The crack of concrete was assumed to be a progressive crack, and the radiation dose rate of silo structure was evaluated in accordance with the progress of crack. Table 4 shows the radiation dose rate according to the size of crack width by reflecting the maximum radiation rate of silo system obtained by the analysis in the increase of radiation rate for the crack width relative to the reference dose rates.
Table 4
Dose rates according to crack width based on the silo’s max. dose rate (unit: mSv·h−1)
| Crack width (mm) | 0 | 0.2 | 0.5 | 1.0 |
|---|---|---|---|---|
| Maximum dose rate (mSv·h−1) | 0.0151) | 0.015 | 0.016 | 0.017 |
1) max. dose rate on the surface of silo system obtained by the analysis
From this result, in Fig. 10 and Table 4, the relationship between dose rate increase and crack width was almost linear, so linear regression was applied.

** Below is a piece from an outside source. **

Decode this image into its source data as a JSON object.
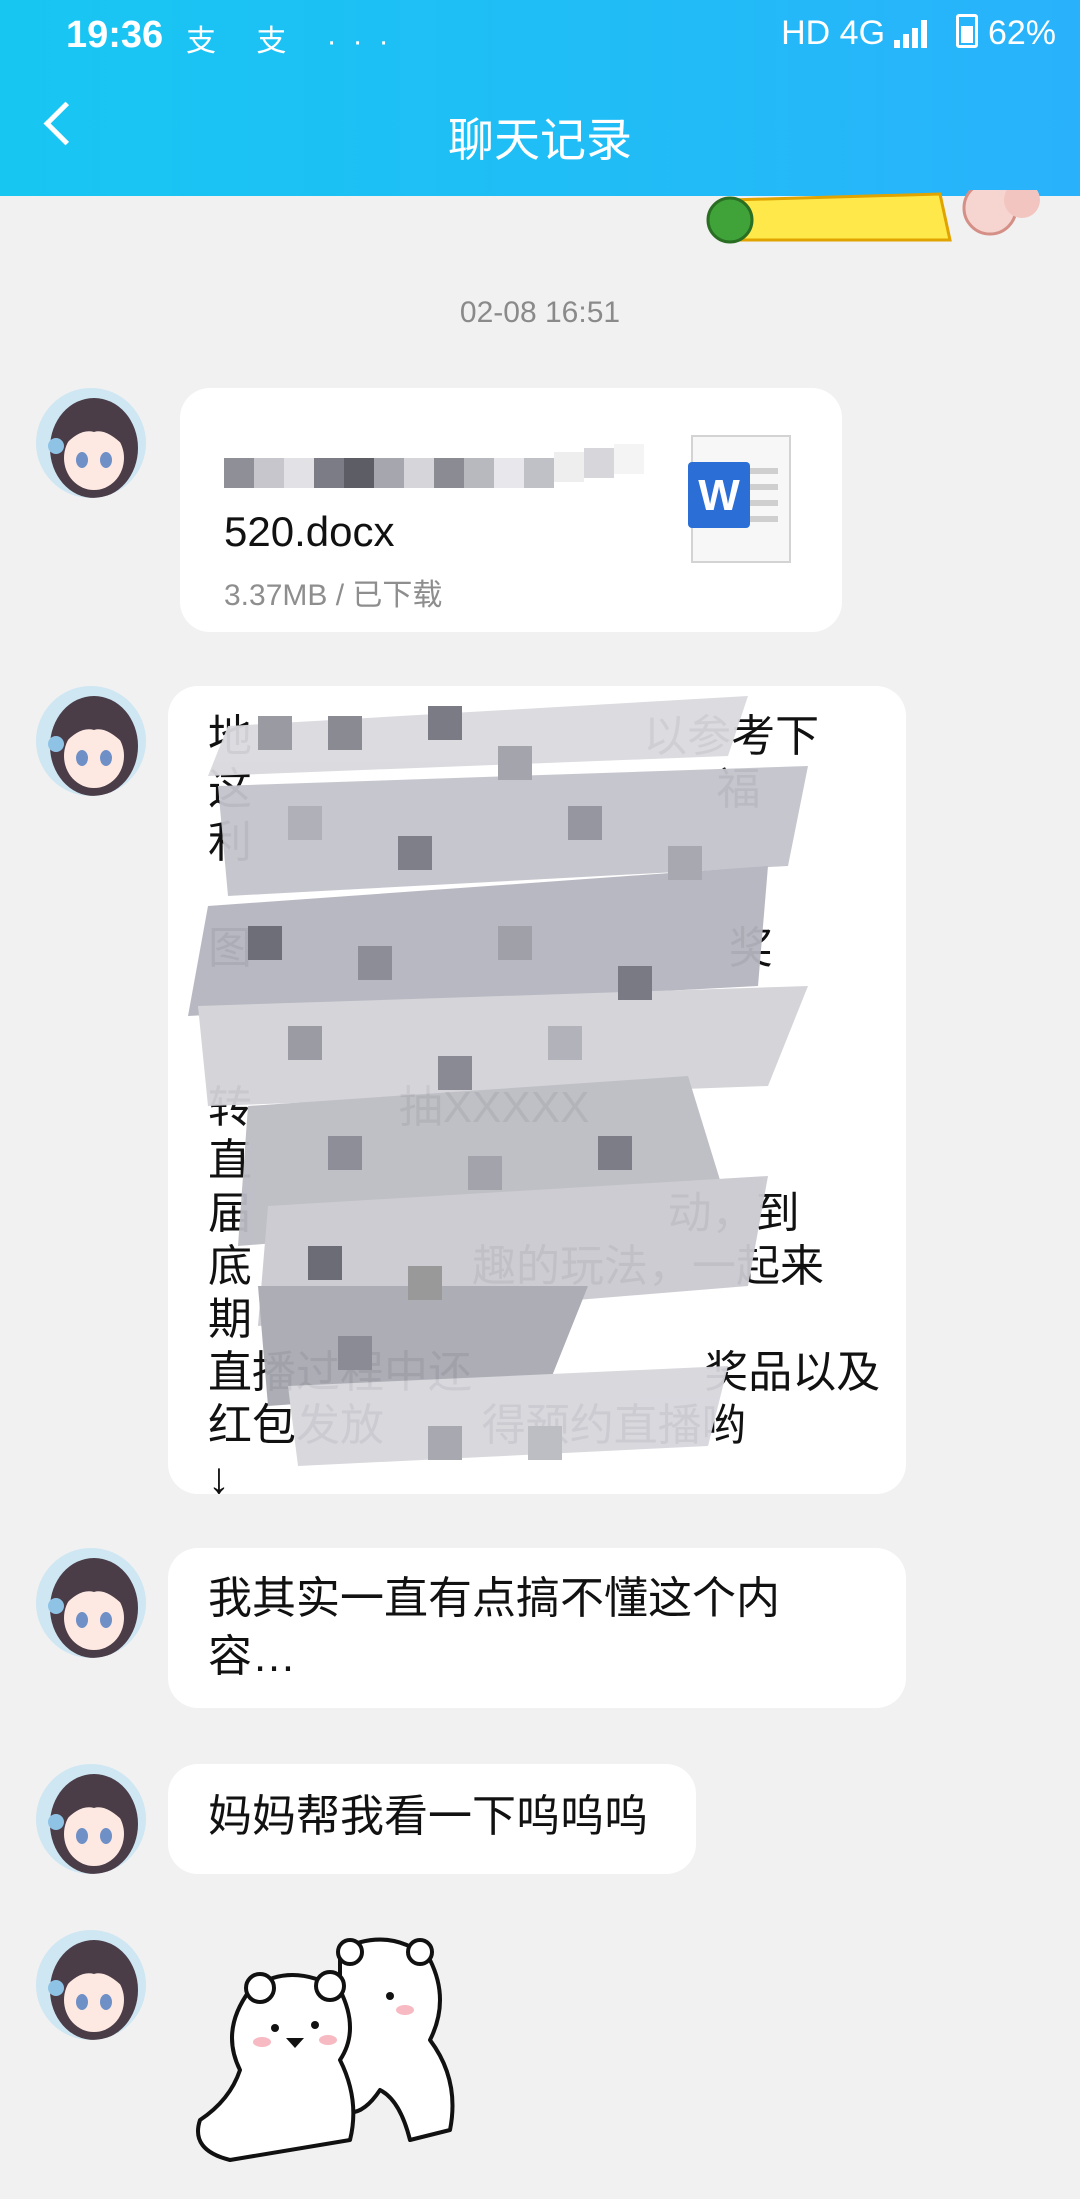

Linear regression analysis was used to predict the crack width that satisfies the allowable radiation rate of 0.025 mSv·h−1 on the surface of silo system, and is shown in Fig. 12.
As a result of predicting the crack width of silo system by reflecting the result of irradiation test according to the crack width of concrete, the maximum crack width reaching the allowable dose rate of silo system was found to be 4.8 mm for the maximum crack depth of 35 mm in the actual silo structure inspection. In other words, if the crack width is 4.8 mm or more, the allowable dose rate of silo system is exceeded and the concrete structure must be repaired.
4. Conclusion
Irradiation tests were carried out by forcibly cracking specimens with the same characteristics as the concrete applied to the silo storage system, and the effect of concrete cracking on the radiation dose rate was examined. The change in radiation dose rate according to the size of the crack width was evaluated through crack simulation and irradiation tests. For constant dose rates, the dose rate increased with the progress of crack width. The crack width exceeding the allowable dose rate of the silo system was calculated by reflecting the maximum radiation rate of silo system obtained by analysis in the increase of radiation dose rate according to the size of crack width. It was found that if the crack width was 4.8 mm or more for the maximum crack depth of 35 mm obtained from the inspection of silo system, it exceeded the allowable dose rate of silo system. In the actual inspection, the maximum crack width of concrete was 0.05 mm, so the silo system maintains radiation shielding performance in the current crack condition. However, it is important to continuously monitor the radiation shielding performance in preparation for the progress of concrete cracks due to long-term operation of the silo system.